The actress—who has her own production company, Calamity Jane—was always keenly aware of what she deserved to be paid, even if she didn’t actually ask for it. But she credits Rhimes with empowering her to ask for more money time and again; the Shondaland founder insisted she “decide what you think you’re worth and then ask for what you think you’re worth. Nobody’s just going to give it to you.”
Things didn’t go so smoothly in her first attempt to boost her pay; Pompeo tells THR that in 2015, she asked for $5,000 more per episode than what her former co-star Patrick Dempsey made when he was on Grey’s, because “the show is Grey’s Anatomy and I’m Meredith Grey.” Dempsey might have made a big impression as McDreamy, you see, but Pompeo’s role, including that familiar voiceover, was an intrinsic part of the show. The network turned her down, though: “They wouldn’t give it to me.” Pompeo worried she was being greedy or difficult, citing her own working-class upbringing as a source of guilt, as well as social conditioning of women in general:
Or maybe it’s just that as women, that’s our problem; a guy wouldn’t have any problem asking for $600,000 an episode. And as women, we’re like, “Oh, can I ask for that? Is that OK?” I’d call Shonda and say, “Am I being greedy?” But CAA compiled a list of stats for me, and Grey’s has generated nearly $3 billion for Disney. When your face and your voice have been part of something that’s generated $3 billion for one of the biggest corporations in the world, you start to feel like, “OK, maybe I do deserve a piece of this.”
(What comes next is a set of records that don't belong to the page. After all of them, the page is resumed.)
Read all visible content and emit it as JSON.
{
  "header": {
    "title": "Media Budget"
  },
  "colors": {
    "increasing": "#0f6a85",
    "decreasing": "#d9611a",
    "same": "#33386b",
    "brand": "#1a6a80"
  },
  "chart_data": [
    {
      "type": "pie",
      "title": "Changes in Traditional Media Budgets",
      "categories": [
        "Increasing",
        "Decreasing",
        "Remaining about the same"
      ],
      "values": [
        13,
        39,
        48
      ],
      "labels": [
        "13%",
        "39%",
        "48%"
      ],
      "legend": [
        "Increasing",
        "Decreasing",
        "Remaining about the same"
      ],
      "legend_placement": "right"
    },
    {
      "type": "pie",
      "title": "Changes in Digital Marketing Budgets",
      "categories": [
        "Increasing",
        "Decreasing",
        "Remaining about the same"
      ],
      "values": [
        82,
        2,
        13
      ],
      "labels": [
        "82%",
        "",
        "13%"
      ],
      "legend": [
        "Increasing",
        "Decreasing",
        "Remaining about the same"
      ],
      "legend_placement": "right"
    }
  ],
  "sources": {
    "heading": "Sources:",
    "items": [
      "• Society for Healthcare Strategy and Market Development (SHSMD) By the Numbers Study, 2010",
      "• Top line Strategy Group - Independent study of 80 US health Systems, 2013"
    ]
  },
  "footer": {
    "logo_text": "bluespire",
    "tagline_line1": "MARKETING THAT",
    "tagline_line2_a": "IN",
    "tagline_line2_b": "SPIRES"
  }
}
But Pompeo not only pressed on as Dr. Grey—even after Rhimes herself picked up stake and moved to Netflix—she is now the highest-paid actress in a TV drama. She recently signed a new deal for $20 million a year, or $575,000 per episode. Pompeo also netted a “seven-figure signing bonus and two full backend equity points on the series, estimated to bring in another $6 million to $7 million.” Not only that, but she’ll get a producing fee for the still-untitled Grey’s Anatomy spin-off that debuts this spring, as well as put-pilot commitments from Disney. And this doesn’t even touch on the deals she has in place with Disney for a legal drama, or the anthology series about American fashion designers that she’s putting together for Amazon. Dempsey, meanwhile, left the show a year ago, and though ABC quickly shoehorned another love interest in the form of Martin Henderson, he too is leaving Grey’s. Pompeo remains one of the few original cast members, but it sounds like it’s now worth her time.